Awalnya, usai mendeklarasikan Ganjar Pranowo sebagai calon presiden 2024, PDI Perjuangan dan partai politik pengusung lainnya termasuk PPP masih yakin jika Jokowi yang notabene kader PDIP berada di belakang Ganjar.
Berbagai endorsement seperti kerapnya tampil bersama Ganjar di berbagai acara, termasuk pernyataan kiasan ala Jokowi yang menyebut presiden berikutnya berambut putih makin menebalkan optimisme jika Presiden RI ke-7 itu tetap berada di barisan PDIP dkk.
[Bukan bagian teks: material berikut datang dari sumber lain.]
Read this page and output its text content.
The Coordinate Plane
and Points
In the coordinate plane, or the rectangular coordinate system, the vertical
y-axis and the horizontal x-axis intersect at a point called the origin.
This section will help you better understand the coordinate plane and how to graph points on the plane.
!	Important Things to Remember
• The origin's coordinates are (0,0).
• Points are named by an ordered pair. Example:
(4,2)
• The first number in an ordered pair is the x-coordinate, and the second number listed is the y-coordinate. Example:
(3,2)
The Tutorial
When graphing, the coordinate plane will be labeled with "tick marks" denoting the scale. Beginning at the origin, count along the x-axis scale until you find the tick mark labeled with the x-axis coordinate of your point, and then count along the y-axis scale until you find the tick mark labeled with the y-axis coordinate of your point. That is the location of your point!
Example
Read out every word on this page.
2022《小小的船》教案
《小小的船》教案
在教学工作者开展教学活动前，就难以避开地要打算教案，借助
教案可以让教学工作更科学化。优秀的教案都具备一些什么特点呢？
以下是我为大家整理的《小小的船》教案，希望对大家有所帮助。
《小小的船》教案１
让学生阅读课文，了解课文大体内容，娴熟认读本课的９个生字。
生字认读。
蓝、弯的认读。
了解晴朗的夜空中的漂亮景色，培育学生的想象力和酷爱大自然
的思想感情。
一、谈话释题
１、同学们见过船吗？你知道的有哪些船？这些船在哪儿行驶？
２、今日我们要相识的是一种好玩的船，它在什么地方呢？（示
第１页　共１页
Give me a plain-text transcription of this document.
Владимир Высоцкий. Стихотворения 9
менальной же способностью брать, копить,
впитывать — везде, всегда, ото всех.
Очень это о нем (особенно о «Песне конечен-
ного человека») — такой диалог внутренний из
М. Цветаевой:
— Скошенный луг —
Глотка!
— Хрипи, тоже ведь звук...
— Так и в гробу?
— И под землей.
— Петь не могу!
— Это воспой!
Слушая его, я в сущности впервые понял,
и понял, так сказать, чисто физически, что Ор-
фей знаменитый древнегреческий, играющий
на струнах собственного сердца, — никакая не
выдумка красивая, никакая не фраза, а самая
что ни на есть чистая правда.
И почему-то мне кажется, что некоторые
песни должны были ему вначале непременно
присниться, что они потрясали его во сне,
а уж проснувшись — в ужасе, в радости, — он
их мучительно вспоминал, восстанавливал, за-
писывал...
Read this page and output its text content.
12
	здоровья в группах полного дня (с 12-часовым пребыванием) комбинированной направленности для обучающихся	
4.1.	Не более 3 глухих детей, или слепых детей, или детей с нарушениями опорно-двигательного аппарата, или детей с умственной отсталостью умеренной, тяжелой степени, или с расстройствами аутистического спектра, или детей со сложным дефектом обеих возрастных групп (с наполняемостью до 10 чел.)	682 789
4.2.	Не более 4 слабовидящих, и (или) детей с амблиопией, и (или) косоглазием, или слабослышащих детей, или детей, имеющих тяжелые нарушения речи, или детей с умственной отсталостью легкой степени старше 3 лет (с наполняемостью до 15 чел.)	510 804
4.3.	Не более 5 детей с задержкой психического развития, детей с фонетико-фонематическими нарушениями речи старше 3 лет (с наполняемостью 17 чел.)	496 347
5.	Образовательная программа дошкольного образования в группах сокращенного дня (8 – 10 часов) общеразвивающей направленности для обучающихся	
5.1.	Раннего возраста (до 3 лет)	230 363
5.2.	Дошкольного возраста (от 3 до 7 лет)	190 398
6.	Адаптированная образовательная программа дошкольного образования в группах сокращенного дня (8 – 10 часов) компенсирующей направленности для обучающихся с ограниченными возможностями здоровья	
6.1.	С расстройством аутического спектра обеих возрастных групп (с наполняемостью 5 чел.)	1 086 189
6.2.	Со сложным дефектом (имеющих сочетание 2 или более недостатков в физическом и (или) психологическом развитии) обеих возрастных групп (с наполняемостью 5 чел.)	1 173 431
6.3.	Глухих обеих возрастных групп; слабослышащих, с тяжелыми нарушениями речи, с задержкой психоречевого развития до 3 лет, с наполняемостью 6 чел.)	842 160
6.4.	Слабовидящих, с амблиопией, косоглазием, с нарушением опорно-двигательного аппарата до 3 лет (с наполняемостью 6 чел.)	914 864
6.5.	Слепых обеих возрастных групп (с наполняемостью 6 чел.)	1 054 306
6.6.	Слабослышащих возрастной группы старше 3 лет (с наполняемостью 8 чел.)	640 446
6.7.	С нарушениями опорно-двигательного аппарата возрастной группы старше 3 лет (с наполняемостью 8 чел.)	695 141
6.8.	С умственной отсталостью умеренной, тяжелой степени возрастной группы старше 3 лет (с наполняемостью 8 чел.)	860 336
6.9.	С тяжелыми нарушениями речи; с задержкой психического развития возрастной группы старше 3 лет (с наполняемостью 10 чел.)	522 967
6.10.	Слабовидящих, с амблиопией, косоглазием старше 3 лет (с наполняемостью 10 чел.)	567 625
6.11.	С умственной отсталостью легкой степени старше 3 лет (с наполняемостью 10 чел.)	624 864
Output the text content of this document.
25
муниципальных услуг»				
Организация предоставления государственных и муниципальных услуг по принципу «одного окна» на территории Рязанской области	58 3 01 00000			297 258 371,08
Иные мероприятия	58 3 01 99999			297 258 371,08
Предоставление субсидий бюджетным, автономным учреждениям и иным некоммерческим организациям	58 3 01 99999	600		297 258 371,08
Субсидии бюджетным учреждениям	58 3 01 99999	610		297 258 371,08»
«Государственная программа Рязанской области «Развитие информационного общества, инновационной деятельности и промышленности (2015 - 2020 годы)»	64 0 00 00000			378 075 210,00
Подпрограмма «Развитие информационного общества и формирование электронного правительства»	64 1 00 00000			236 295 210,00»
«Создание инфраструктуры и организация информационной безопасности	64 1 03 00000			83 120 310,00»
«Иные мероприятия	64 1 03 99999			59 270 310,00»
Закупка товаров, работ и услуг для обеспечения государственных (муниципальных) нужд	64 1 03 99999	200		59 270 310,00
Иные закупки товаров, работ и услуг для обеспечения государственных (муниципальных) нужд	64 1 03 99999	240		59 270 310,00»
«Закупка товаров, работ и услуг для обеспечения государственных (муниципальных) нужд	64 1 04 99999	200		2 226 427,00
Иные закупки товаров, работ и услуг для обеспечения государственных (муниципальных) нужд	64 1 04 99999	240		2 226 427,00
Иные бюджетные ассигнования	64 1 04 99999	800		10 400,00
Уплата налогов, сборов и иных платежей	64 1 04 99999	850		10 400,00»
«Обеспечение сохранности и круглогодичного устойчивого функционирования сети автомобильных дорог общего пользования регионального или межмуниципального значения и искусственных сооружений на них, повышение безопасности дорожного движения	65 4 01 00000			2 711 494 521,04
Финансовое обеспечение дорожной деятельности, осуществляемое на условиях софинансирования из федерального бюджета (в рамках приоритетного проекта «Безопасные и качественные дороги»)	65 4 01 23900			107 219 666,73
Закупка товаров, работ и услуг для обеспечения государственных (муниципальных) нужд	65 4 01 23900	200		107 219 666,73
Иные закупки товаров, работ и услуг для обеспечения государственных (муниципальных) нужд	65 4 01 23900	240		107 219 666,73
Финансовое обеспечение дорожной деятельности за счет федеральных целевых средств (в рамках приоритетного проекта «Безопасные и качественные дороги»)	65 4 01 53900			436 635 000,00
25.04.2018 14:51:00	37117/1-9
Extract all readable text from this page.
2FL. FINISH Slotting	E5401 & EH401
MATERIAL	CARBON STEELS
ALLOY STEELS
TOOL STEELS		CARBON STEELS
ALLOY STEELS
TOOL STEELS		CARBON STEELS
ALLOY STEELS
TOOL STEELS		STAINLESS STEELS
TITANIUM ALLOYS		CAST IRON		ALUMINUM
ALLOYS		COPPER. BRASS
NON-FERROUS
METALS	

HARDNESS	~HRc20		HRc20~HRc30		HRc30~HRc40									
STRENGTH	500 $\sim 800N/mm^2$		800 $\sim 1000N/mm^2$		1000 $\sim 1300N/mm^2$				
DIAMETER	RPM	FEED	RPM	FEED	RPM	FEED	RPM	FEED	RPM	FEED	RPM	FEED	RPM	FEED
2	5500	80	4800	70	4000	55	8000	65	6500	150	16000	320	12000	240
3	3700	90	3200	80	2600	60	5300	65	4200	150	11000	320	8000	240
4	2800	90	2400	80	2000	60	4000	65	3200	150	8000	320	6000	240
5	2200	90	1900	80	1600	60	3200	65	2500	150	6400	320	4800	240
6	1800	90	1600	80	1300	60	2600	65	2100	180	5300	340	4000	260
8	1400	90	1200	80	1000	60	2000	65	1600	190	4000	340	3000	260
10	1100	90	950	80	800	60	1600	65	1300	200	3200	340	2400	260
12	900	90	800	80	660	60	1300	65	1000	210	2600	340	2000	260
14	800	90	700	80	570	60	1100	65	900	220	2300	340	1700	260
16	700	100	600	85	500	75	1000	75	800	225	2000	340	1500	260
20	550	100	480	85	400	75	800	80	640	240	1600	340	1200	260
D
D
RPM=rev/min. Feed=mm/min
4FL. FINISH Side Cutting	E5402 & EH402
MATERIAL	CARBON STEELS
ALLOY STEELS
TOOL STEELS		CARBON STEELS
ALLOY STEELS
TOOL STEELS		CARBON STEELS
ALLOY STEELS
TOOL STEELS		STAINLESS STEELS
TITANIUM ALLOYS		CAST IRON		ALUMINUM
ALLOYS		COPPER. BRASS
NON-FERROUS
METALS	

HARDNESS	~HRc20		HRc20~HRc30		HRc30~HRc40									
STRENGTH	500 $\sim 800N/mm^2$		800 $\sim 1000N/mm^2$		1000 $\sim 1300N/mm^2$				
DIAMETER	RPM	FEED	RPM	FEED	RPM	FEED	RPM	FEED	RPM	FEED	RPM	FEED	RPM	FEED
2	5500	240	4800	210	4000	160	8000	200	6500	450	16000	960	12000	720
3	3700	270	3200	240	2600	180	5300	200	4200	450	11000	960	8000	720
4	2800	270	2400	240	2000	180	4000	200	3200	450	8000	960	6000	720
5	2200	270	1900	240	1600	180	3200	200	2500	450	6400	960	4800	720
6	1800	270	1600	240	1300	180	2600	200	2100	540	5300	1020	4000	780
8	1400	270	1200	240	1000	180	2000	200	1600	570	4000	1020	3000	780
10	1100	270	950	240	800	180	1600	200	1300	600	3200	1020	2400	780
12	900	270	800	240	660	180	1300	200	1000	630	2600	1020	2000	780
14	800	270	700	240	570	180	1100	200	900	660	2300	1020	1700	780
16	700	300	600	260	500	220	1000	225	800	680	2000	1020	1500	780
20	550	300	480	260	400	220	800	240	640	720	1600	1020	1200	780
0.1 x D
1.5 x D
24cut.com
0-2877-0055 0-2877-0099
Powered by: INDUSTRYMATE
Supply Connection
Namun, konstelasi politik tiba-tiba berubah setelah Gibran dipinang Prabowo sebagai cawapres di Pilpres 2024. Meski diwarnai persoalan etika yang menyeret Ketua Mahkamah Konstitusi saat itu, Anwar Usman dan belakangan juga Ketua Komisi Pemilihan Umum, Hasyim Asy’ari, jalan putra sulung Jokowi itu tetap mulus untuk berlaga di pilpres.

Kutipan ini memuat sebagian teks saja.